PS. Steve23094 (or anybody) would you be so kind and make a practical test: set fan manually to run 2300rpm (or whatever the Apple default maximum is) and game about one hour (some modern game, whatever you like to game). Log the maximum GPU temp with GPU-Z. Then repeat the test by setting fan to maximum 2700rpm and check the same GPU temp (of course restarting the GPU-Z first to reset the logged maximum temp value). Is there any difference? I really liked to see couple of celcius lower temps with max 2700rpm.
I didn't do exactly what you requested. But this is what I observe on my 5k iMac (i5, M295X). Note that I don't use any third party fan control or other tools that might mess with the fans, and I do everything in OSX.

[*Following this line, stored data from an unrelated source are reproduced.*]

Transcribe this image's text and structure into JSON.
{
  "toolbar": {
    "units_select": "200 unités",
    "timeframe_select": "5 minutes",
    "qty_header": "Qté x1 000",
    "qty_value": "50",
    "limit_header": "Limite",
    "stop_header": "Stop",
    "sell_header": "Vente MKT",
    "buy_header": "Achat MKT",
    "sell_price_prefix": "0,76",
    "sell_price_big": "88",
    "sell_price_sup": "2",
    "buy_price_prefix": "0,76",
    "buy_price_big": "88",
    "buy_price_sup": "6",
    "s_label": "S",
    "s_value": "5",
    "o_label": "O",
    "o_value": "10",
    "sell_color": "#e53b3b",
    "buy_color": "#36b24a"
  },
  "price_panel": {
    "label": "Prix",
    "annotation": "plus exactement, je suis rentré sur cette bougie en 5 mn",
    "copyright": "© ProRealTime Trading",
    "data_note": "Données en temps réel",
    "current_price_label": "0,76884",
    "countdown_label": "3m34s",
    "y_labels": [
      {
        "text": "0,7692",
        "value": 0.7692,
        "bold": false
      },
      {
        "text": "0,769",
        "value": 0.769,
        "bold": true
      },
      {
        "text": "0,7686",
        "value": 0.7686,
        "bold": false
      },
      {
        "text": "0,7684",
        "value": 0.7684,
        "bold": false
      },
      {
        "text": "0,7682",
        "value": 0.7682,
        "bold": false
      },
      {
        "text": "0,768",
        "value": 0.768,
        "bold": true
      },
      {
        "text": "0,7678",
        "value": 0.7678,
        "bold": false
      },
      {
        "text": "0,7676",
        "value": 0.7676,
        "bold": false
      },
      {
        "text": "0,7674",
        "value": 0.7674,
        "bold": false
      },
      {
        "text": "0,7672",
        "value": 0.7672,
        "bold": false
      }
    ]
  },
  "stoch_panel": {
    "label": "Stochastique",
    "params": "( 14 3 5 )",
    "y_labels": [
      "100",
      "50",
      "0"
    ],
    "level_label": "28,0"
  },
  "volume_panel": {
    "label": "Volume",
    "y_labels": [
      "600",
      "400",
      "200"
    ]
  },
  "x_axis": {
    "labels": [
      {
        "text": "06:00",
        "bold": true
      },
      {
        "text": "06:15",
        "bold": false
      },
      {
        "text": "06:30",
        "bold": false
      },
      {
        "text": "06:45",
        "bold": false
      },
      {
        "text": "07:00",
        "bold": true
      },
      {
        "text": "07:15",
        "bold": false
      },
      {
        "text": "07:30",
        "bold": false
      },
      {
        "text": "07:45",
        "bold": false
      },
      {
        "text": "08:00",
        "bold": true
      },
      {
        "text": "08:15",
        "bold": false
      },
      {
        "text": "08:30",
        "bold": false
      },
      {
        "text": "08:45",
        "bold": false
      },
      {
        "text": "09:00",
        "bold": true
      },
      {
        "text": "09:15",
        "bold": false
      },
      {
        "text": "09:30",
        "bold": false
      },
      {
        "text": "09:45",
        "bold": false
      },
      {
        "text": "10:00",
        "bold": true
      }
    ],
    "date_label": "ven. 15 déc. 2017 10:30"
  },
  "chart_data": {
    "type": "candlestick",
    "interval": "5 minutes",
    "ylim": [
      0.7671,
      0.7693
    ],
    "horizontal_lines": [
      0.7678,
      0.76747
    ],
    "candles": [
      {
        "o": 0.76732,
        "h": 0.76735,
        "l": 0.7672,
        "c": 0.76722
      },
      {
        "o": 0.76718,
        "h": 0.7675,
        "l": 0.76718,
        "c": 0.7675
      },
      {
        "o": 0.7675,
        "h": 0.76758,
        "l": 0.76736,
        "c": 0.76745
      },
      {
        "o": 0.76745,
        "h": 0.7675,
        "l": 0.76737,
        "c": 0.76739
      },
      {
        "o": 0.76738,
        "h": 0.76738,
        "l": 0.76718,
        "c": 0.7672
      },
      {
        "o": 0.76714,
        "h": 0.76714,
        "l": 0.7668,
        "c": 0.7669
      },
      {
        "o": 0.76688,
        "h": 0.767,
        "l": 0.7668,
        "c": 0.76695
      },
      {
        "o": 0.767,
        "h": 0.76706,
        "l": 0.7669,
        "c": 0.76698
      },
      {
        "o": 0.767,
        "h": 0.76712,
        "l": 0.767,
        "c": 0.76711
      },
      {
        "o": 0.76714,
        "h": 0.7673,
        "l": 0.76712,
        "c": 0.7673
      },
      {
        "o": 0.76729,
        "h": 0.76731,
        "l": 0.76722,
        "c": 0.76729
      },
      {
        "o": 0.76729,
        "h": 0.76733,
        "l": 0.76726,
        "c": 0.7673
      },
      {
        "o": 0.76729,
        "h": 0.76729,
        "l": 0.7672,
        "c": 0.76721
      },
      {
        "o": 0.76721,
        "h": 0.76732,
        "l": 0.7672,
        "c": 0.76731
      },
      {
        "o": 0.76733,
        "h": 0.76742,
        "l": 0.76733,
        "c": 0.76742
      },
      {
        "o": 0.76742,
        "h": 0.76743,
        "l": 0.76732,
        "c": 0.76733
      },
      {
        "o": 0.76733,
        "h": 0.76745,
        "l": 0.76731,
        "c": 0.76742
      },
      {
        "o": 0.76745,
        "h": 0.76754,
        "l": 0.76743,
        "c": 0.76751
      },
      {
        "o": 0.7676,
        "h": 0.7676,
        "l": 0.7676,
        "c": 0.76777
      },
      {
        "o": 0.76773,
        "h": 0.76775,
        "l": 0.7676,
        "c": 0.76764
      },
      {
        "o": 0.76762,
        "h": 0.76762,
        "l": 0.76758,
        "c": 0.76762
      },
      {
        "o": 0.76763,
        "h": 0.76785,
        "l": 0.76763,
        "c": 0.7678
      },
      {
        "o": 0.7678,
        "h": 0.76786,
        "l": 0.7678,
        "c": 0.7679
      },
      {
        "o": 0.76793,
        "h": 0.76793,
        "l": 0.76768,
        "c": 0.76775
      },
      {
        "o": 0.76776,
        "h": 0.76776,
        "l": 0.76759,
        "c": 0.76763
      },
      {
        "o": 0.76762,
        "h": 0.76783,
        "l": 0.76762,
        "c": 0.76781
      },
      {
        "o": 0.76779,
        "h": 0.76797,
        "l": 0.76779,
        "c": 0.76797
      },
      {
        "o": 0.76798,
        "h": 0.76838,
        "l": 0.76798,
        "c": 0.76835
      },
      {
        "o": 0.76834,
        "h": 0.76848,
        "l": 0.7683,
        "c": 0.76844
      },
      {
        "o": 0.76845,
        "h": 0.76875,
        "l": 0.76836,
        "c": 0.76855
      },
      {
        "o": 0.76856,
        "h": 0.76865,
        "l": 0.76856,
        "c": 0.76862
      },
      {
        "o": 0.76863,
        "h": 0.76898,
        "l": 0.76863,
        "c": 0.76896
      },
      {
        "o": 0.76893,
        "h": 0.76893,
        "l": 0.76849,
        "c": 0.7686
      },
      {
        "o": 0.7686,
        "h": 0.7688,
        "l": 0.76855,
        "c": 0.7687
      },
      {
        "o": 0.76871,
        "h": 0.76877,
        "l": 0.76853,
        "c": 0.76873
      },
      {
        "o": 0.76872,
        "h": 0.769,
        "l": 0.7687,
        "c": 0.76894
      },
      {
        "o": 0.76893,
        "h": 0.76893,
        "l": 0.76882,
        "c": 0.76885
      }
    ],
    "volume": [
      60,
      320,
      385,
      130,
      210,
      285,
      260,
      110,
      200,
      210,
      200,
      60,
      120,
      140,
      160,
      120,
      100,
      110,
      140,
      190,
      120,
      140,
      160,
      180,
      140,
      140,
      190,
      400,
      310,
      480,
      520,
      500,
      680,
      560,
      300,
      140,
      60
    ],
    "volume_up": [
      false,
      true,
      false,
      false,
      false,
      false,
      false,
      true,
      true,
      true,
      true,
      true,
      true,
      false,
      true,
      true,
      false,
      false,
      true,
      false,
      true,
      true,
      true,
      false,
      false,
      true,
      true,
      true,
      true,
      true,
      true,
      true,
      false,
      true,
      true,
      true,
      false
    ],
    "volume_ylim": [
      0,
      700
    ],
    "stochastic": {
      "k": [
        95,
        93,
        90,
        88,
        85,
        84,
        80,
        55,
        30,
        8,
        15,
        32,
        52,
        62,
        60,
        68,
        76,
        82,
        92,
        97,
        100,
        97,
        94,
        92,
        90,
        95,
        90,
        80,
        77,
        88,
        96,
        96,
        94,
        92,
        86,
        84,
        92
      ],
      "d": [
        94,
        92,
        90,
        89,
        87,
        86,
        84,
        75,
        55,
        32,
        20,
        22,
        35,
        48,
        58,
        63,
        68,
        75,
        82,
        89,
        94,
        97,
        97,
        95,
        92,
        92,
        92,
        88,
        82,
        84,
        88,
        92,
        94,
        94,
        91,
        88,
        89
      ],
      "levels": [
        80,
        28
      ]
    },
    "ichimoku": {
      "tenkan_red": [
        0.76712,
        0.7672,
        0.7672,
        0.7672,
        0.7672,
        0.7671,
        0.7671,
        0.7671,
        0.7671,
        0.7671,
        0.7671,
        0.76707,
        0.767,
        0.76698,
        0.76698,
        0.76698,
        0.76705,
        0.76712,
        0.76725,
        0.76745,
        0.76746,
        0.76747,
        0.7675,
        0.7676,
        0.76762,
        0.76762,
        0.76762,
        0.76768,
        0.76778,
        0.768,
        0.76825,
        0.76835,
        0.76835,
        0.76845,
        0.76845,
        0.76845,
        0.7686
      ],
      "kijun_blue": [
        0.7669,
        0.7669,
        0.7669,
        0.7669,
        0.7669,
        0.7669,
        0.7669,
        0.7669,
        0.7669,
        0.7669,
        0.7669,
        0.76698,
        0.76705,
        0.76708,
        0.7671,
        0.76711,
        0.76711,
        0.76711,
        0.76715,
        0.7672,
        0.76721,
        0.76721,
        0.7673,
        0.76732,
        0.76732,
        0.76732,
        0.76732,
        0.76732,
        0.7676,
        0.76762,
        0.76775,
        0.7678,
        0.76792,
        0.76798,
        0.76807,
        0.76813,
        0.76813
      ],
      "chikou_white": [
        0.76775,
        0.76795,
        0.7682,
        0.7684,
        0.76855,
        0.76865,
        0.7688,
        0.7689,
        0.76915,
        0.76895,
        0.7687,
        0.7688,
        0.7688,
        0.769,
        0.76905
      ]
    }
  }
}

Gaming: Max fan speed 2300rpm (GPU up to 104C), no visible sign of throttling
GPU benchmark: Max fan speed 2300rpm (GPU up to 105C), no visible sign of throttling
Prime95 + GPU benchmark: Fan speed up to 2700rpm, CPU throttles (100C max temp), GPU up to 105C, no sign of GPU throttling
The main message from this for me is that the system will ramp up the fan to 2700rpm if necessary. Does this mean the GPU is fine with 2300rpm, not throttling? I don't know, but it looks like that to me.
Overall one should remember that cooling is limited in an all-in-one. Throttling in max load (GPU+CPU) situations is acceptable, though not optimal. Now, I come from a series of MBPs, so even under full load the noise level and performance is much better on the 5k iMac. Those who come from a 2012/2013 iMac might experience this differently, and I understand that.